En un mot comme en cent. 22 juin 2021, Rien n'aurait changé si

 Rien n’aurait changé si un pangolin n’avait pas croisé sur son bout de chemin une chauve-souris. Ou un truc comme ça.

 On serait allés chanter rue Saint-Georges pour la Fête de la musique.

Au lieu de cela on a investi la salle commune des Matelouères.

 Rien n’aurait changé et le couple de jeunes gens n’aurait peut-être jamais eu l’occasion d’entendre «Les Roses blanches».

 Et je n’aurais peut-être pas balancé le «Rosa » de Jacques Brel. Mais peut-être que si puisque «les cons osent tout».

 Et donc tout a changé, la fête fut interdite mais on chanta quand même.

 Zut, Roselyne ! 

30 mai 2021

Chansons d'hier et d'aujourd'hui : Emeline Bayart

Dans les bibliothèques municipales de Rennes et dans celle des Champs libres j'ai pris l'habitude d'écumer le rayon des dévédés de théâtre. Marina B. et moi-même nous régalons de voir la tête du public des années 1970 dans "Au théâtre ce soir" : c'est d'une drôlerie irrésistible. Récemment, nous avons découvert "La Maillan" - Jacqueline pour qui ne le saurait pas ! - dans "Madame Sains-Gêne" et dans "Croque-monsieur". Avant-hier c'était "Le Bourgeois gentilhomme", une pièce d'un dénommé Molière mais ça doit être un pseudo, c'est un petit jeune qui promet, mis en scène par Denis Podalydès en 2012. Nous y avons découvert - ou retrouvé - une excellente Madame Jourdain, Emeline Bayart. Après recherche sur le web, il s'avère que nous l'avions vue il n'y a pas longtemps dans "Musée haut , musée bas" de Jean-Michel Ribes.

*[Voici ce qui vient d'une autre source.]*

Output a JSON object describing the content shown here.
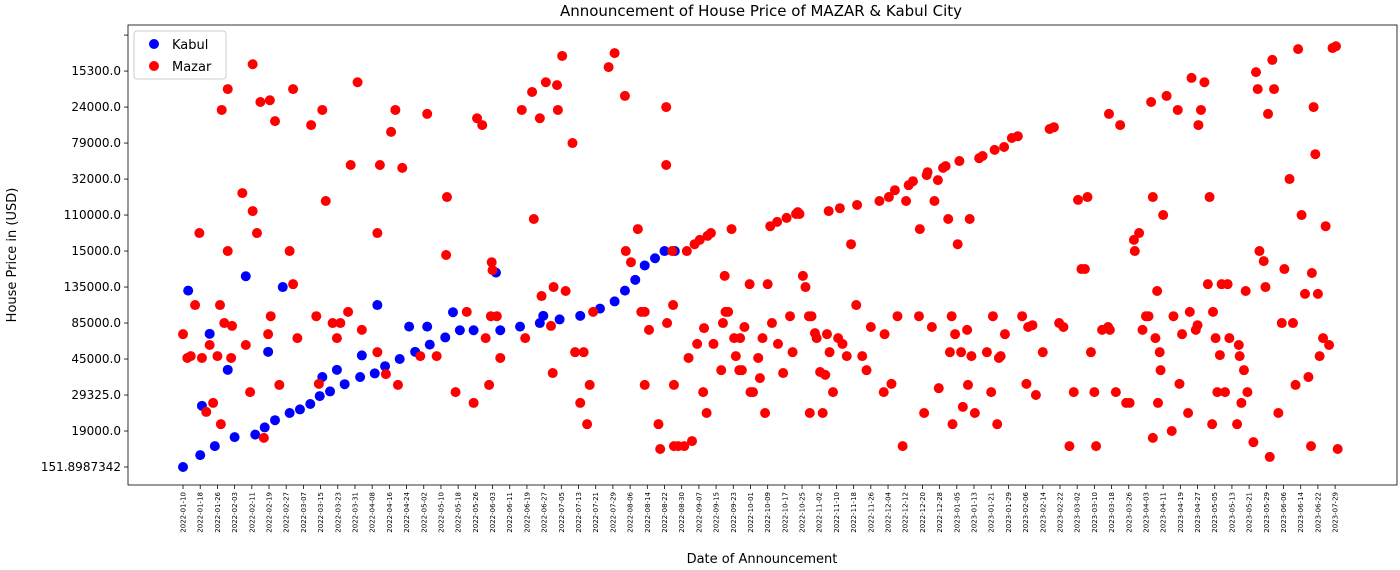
{
  "chart_data": {
    "type": "scatter",
    "title": "Announcement of House Price of MAZAR & Kabul City",
    "x_label": "Date of Announcement",
    "y_label": "House Price in (USD)",
    "legend": "upper left",
    "xlim": [
      -6.4,
      141.2
    ],
    "ylim": [
      -0.5,
      12.28
    ],
    "yticks": [
      {
        "value": 0,
        "label": "151.8987342"
      },
      {
        "value": 1,
        "label": "19000.0"
      },
      {
        "value": 2,
        "label": "29325.0"
      },
      {
        "value": 3,
        "label": "45000.0"
      },
      {
        "value": 4,
        "label": "85000.0"
      },
      {
        "value": 5,
        "label": "135000.0"
      },
      {
        "value": 6,
        "label": "15000.0"
      },
      {
        "value": 7,
        "label": "110000.0"
      },
      {
        "value": 8,
        "label": "32000.0"
      },
      {
        "value": 9,
        "label": "79000.0"
      },
      {
        "value": 10,
        "label": "24000.0"
      },
      {
        "value": 11,
        "label": "15300.0"
      },
      {
        "value": 12,
        "label": null
      }
    ],
    "xticks": [
      {
        "value": 0,
        "label": "2022-01-10"
      },
      {
        "value": 2,
        "label": "2022-01-18"
      },
      {
        "value": 4,
        "label": "2022-01-26"
      },
      {
        "value": 6,
        "label": "2022-02-03"
      },
      {
        "value": 8,
        "label": "2022-02-11"
      },
      {
        "value": 10,
        "label": "2022-02-19"
      },
      {
        "value": 12,
        "label": "2022-02-27"
      },
      {
        "value": 14,
        "label": "2022-03-07"
      },
      {
        "value": 16,
        "label": "2022-03-15"
      },
      {
        "value": 18,
        "label": "2022-03-23"
      },
      {
        "value": 20,
        "label": "2022-03-31"
      },
      {
        "value": 22,
        "label": "2022-04-08"
      },
      {
        "value": 24,
        "label": "2022-04-16"
      },
      {
        "value": 26,
        "label": "2022-04-24"
      },
      {
        "value": 28,
        "label": "2022-05-02"
      },
      {
        "value": 30,
        "label": "2022-05-10"
      },
      {
        "value": 32,
        "label": "2022-05-18"
      },
      {
        "value": 34,
        "label": "2022-05-26"
      },
      {
        "value": 36,
        "label": "2022-06-03"
      },
      {
        "value": 38,
        "label": "2022-06-11"
      },
      {
        "value": 40,
        "label": "2022-06-19"
      },
      {
        "value": 42,
        "label": "2022-06-27"
      },
      {
        "value": 44,
        "label": "2022-07-05"
      },
      {
        "value": 46,
        "label": "2022-07-13"
      },
      {
        "value": 48,
        "label": "2022-07-21"
      },
      {
        "value": 50,
        "label": "2022-07-29"
      },
      {
        "value": 52,
        "label": "2022-08-06"
      },
      {
        "value": 54,
        "label": "2022-08-14"
      },
      {
        "value": 56,
        "label": "2022-08-22"
      },
      {
        "value": 58,
        "label": "2022-08-30"
      },
      {
        "value": 60,
        "label": "2022-09-07"
      },
      {
        "value": 62,
        "label": "2022-09-15"
      },
      {
        "value": 64,
        "label": "2022-09-23"
      },
      {
        "value": 66,
        "label": "2022-10-01"
      },
      {
        "value": 68,
        "label": "2022-10-09"
      },
      {
        "value": 70,
        "label": "2022-10-17"
      },
      {
        "value": 72,
        "label": "2022-10-25"
      },
      {
        "value": 74,
        "label": "2022-11-02"
      },
      {
        "value": 76,
        "label": "2022-11-10"
      },
      {
        "value": 78,
        "label": "2022-11-18"
      },
      {
        "value": 80,
        "label": "2022-11-26"
      },
      {
        "value": 82,
        "label": "2022-12-04"
      },
      {
        "value": 84,
        "label": "2022-12-12"
      },
      {
        "value": 86,
        "label": "2022-12-20"
      },
      {
        "value": 88,
        "label": "2022-12-28"
      },
      {
        "value": 90,
        "label": "2023-01-05"
      },
      {
        "value": 92,
        "label": "2023-01-13"
      },
      {
        "value": 94,
        "label": "2023-01-21"
      },
      {
        "value": 96,
        "label": "2023-01-29"
      },
      {
        "value": 98,
        "label": "2023-02-06"
      },
      {
        "value": 100,
        "label": "2023-02-14"
      },
      {
        "value": 102,
        "label": "2023-02-22"
      },
      {
        "value": 104,
        "label": "2023-03-02"
      },
      {
        "value": 106,
        "label": "2023-03-10"
      },
      {
        "value": 108,
        "label": "2023-03-18"
      },
      {
        "value": 110,
        "label": "2023-03-26"
      },
      {
        "value": 112,
        "label": "2023-04-03"
      },
      {
        "value": 114,
        "label": "2023-04-11"
      },
      {
        "value": 116,
        "label": "2023-04-19"
      },
      {
        "value": 118,
        "label": "2023-04-27"
      },
      {
        "value": 120,
        "label": "2023-05-05"
      },
      {
        "value": 122,
        "label": "2023-05-13"
      },
      {
        "value": 124,
        "label": "2023-05-21"
      },
      {
        "value": 126,
        "label": "2023-05-29"
      },
      {
        "value": 128,
        "label": "2023-06-06"
      },
      {
        "value": 130,
        "label": "2023-06-14"
      },
      {
        "value": 132,
        "label": "2023-06-22"
      },
      {
        "value": 134,
        "label": "2023-07-29"
      }
    ],
    "series": [
      {
        "name": "Kabul",
        "color": "#0000ff",
        "x": [
          0,
          2,
          3.7,
          6,
          8.4,
          9.5,
          10.7,
          12.4,
          13.6,
          14.8,
          15.9,
          17.1,
          18.8,
          20.6,
          22.3,
          23.5,
          25.2,
          27,
          28.7,
          30.5,
          32.2,
          33.8,
          36.9,
          39.2,
          41.5,
          43.8,
          46.2,
          48.5,
          50.2,
          51.4,
          52.6,
          53.7,
          54.9,
          56,
          57.2,
          0.6,
          2.2,
          3.1,
          5.2,
          7.3,
          9.9,
          11.6,
          16.2,
          17.9,
          20.8,
          22.6,
          26.3,
          28.4,
          31.4,
          36.4,
          41.9
        ],
        "values": [
          0,
          0.33,
          0.58,
          0.83,
          0.9,
          1.1,
          1.3,
          1.5,
          1.6,
          1.75,
          1.97,
          2.1,
          2.3,
          2.5,
          2.6,
          2.8,
          3.0,
          3.2,
          3.4,
          3.6,
          3.8,
          3.8,
          3.8,
          3.9,
          4.0,
          4.1,
          4.2,
          4.4,
          4.6,
          4.9,
          5.2,
          5.6,
          5.8,
          6.0,
          6.0,
          4.9,
          1.7,
          3.7,
          2.7,
          5.3,
          3.2,
          5.0,
          2.5,
          2.7,
          3.1,
          4.5,
          3.9,
          3.9,
          4.3,
          5.4,
          4.2
        ]
      },
      {
        "name": "Mazar",
        "color": "#ff0000",
        "x": [
          0,
          0.5,
          0.9,
          1.4,
          1.9,
          2.2,
          2.7,
          3.1,
          3.5,
          4.0,
          4.3,
          4.4,
          4.5,
          4.8,
          5.2,
          5.2,
          5.6,
          5.7,
          6.9,
          7.3,
          7.8,
          8.1,
          8.1,
          8.6,
          9.0,
          9.4,
          9.9,
          10.1,
          10.2,
          10.7,
          11.2,
          12.4,
          12.8,
          12.8,
          13.3,
          14.9,
          15.5,
          15.8,
          16.2,
          16.6,
          17.4,
          17.9,
          18.3,
          19.2,
          19.5,
          20.3,
          20.8,
          22.6,
          22.6,
          22.9,
          23.6,
          24.2,
          24.7,
          25.0,
          25.5,
          27.6,
          28.4,
          29.5,
          30.6,
          30.7,
          31.7,
          33.0,
          33.8,
          34.2,
          34.8,
          35.2,
          35.6,
          35.8,
          35.9,
          36.0,
          36.5,
          36.9,
          39.4,
          39.8,
          40.6,
          40.8,
          41.5,
          41.7,
          42.2,
          42.8,
          43.0,
          43.1,
          43.5,
          43.6,
          44.1,
          44.5,
          45.3,
          45.6,
          46.2,
          46.6,
          47.0,
          47.3,
          47.7,
          49.5,
          50.2,
          51.4,
          51.5,
          52.1,
          52.9,
          53.3,
          53.7,
          54.2,
          53.7,
          55.3,
          55.5,
          56.2,
          56.2,
          56.3,
          56.9,
          57.0,
          57.1,
          57.1,
          57.6,
          58.3,
          58.6,
          59.2,
          58.8,
          59.5,
          59.8,
          60.1,
          60.5,
          60.6,
          60.9,
          61.0,
          61.4,
          61.7,
          62.6,
          62.8,
          63.0,
          63.1,
          63.4,
          63.8,
          64.1,
          64.3,
          64.7,
          64.8,
          65.0,
          65.3,
          65.9,
          66.0,
          66.3,
          66.9,
          67.1,
          67.4,
          67.7,
          68.0,
          68.3,
          68.5,
          69.1,
          69.2,
          69.8,
          70.2,
          70.6,
          70.9,
          71.3,
          71.5,
          71.7,
          72.1,
          72.4,
          72.8,
          72.9,
          73.1,
          73.5,
          73.7,
          74.1,
          74.4,
          74.7,
          74.9,
          75.1,
          75.2,
          75.6,
          76.2,
          76.4,
          76.7,
          77.2,
          77.7,
          78.3,
          78.4,
          79.0,
          79.5,
          80.0,
          81.0,
          81.5,
          81.6,
          82.1,
          82.4,
          82.8,
          83.1,
          83.7,
          84.1,
          84.4,
          84.9,
          85.6,
          85.7,
          86.2,
          86.5,
          86.6,
          87.1,
          87.4,
          87.8,
          87.9,
          88.4,
          88.7,
          89.0,
          89.2,
          89.4,
          89.5,
          89.8,
          90.1,
          90.3,
          90.5,
          90.7,
          91.2,
          91.3,
          91.5,
          91.7,
          92.1,
          92.6,
          93.0,
          93.5,
          94.0,
          94.2,
          94.4,
          94.7,
          94.9,
          95.1,
          95.5,
          95.6,
          96.4,
          97.1,
          97.6,
          98.1,
          98.3,
          98.8,
          99.2,
          100.0,
          100.8,
          101.3,
          101.9,
          102.4,
          103.1,
          103.6,
          104.1,
          104.5,
          104.9,
          105.2,
          105.6,
          106.0,
          106.2,
          106.9,
          107.6,
          107.7,
          107.8,
          108.5,
          109.0,
          109.7,
          110.1,
          110.6,
          110.7,
          111.2,
          111.6,
          112.0,
          112.3,
          112.6,
          112.8,
          112.8,
          113.1,
          113.3,
          113.4,
          113.6,
          113.7,
          114.0,
          114.4,
          115.0,
          115.2,
          115.7,
          115.9,
          116.2,
          116.9,
          117.1,
          117.3,
          117.8,
          118.0,
          118.1,
          118.4,
          118.8,
          119.2,
          119.4,
          119.7,
          119.8,
          120.1,
          120.3,
          120.6,
          120.8,
          121.2,
          121.5,
          121.7,
          122.6,
          122.8,
          122.9,
          123.1,
          123.4,
          123.6,
          123.8,
          124.5,
          124.8,
          125.0,
          125.2,
          125.7,
          125.9,
          126.2,
          126.4,
          126.7,
          126.9,
          127.4,
          127.8,
          128.1,
          128.7,
          129.1,
          129.4,
          129.7,
          130.1,
          130.5,
          130.9,
          131.2,
          131.3,
          131.5,
          131.7,
          132.0,
          132.2,
          132.6,
          132.9,
          133.3,
          133.7,
          134.1,
          134.3
        ],
        "values": [
          3.69,
          3.03,
          3.08,
          4.5,
          6.5,
          3.03,
          1.53,
          3.39,
          1.78,
          3.08,
          4.5,
          1.19,
          9.92,
          4.0,
          10.5,
          6.0,
          3.03,
          3.92,
          7.61,
          3.39,
          2.08,
          7.11,
          11.19,
          6.5,
          10.14,
          0.81,
          3.69,
          10.19,
          4.19,
          9.61,
          2.28,
          6.0,
          10.5,
          5.08,
          3.58,
          9.5,
          4.19,
          2.31,
          9.92,
          7.39,
          4.0,
          3.58,
          4.0,
          4.31,
          8.39,
          10.69,
          3.81,
          6.5,
          3.19,
          8.39,
          2.58,
          9.31,
          9.92,
          2.28,
          8.31,
          3.08,
          9.81,
          3.08,
          5.89,
          7.5,
          2.08,
          4.31,
          1.78,
          9.69,
          9.5,
          3.58,
          2.28,
          4.19,
          5.69,
          5.47,
          4.19,
          3.03,
          9.92,
          3.58,
          10.42,
          6.89,
          9.69,
          4.75,
          10.69,
          3.92,
          2.61,
          5.0,
          10.61,
          9.92,
          11.42,
          4.89,
          9.0,
          3.19,
          1.78,
          3.19,
          1.19,
          2.28,
          4.31,
          11.11,
          11.5,
          10.31,
          6.0,
          5.69,
          6.61,
          4.31,
          4.31,
          3.81,
          2.28,
          1.19,
          0.5,
          8.39,
          10.0,
          4.0,
          6.0,
          4.5,
          2.28,
          0.58,
          0.58,
          0.58,
          6.0,
          0.72,
          3.03,
          6.19,
          3.42,
          6.31,
          2.08,
          3.86,
          1.5,
          6.42,
          6.5,
          3.42,
          2.69,
          4.0,
          5.31,
          4.31,
          4.31,
          6.61,
          3.58,
          3.08,
          2.69,
          3.58,
          2.69,
          3.89,
          5.08,
          2.08,
          2.08,
          3.03,
          2.47,
          3.58,
          1.5,
          5.08,
          6.69,
          4.0,
          6.81,
          3.42,
          2.61,
          6.92,
          4.19,
          3.19,
          7.03,
          7.08,
          7.03,
          5.31,
          5.0,
          4.19,
          1.5,
          4.19,
          3.72,
          3.58,
          2.64,
          1.5,
          2.56,
          3.69,
          7.11,
          3.19,
          2.08,
          3.58,
          7.19,
          3.42,
          3.08,
          6.19,
          4.5,
          7.28,
          3.08,
          2.69,
          3.89,
          7.39,
          2.08,
          3.69,
          7.5,
          2.31,
          7.69,
          4.19,
          0.58,
          7.39,
          7.83,
          7.94,
          4.19,
          6.61,
          1.5,
          8.11,
          8.19,
          3.89,
          7.39,
          7.97,
          2.19,
          8.31,
          8.36,
          6.89,
          3.19,
          4.19,
          1.19,
          3.69,
          6.19,
          8.5,
          3.19,
          1.67,
          3.81,
          2.28,
          6.89,
          3.08,
          1.5,
          8.58,
          8.64,
          3.19,
          2.08,
          4.19,
          8.81,
          1.19,
          3.03,
          3.08,
          8.89,
          3.69,
          9.14,
          9.19,
          4.19,
          2.31,
          3.89,
          3.94,
          2.0,
          3.19,
          9.39,
          9.44,
          4.0,
          3.89,
          0.58,
          2.08,
          7.42,
          5.5,
          5.5,
          7.5,
          3.19,
          2.08,
          0.58,
          3.81,
          3.89,
          9.81,
          3.81,
          2.08,
          9.5,
          1.78,
          1.78,
          6.31,
          6.0,
          6.5,
          3.81,
          4.19,
          4.19,
          10.14,
          7.5,
          0.81,
          3.58,
          4.89,
          1.78,
          3.19,
          2.69,
          7.0,
          10.31,
          1.0,
          4.19,
          9.92,
          2.31,
          3.69,
          1.5,
          4.31,
          10.81,
          3.81,
          3.94,
          9.5,
          9.92,
          10.69,
          5.08,
          7.5,
          1.19,
          4.31,
          3.58,
          2.08,
          3.11,
          5.08,
          2.08,
          5.08,
          3.58,
          1.19,
          3.39,
          3.08,
          1.78,
          2.69,
          4.89,
          2.08,
          0.69,
          10.97,
          10.5,
          6.0,
          5.72,
          5.0,
          9.81,
          0.28,
          11.31,
          10.5,
          1.5,
          4.0,
          5.5,
          8.0,
          4.0,
          2.28,
          11.61,
          7.0,
          4.81,
          2.5,
          0.58,
          5.39,
          10.0,
          8.69,
          4.81,
          3.08,
          3.58,
          6.69,
          3.39,
          11.64,
          11.69,
          0.5
        ]
      }
    ]
  }
}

Cette dame, en plus d'être comédienne, met également en scène et se produit comme chanteuse. Quelle chanteuse, et surtout, quel répertoire ! Celui de la chanson comique plus ou moins ancienne dans lequel je tape moi-même beaucoup à mes moments perdus. Je ne résiste pas au plaisir d'offrir en partage ses versions admirables de "Julie" (Marcel Amont), du "Tango stupéfiant" (Marie Dubas), de "La Gérontophile" (Bernard Joyet) et "Je n'aime que moi" (Boris Vian).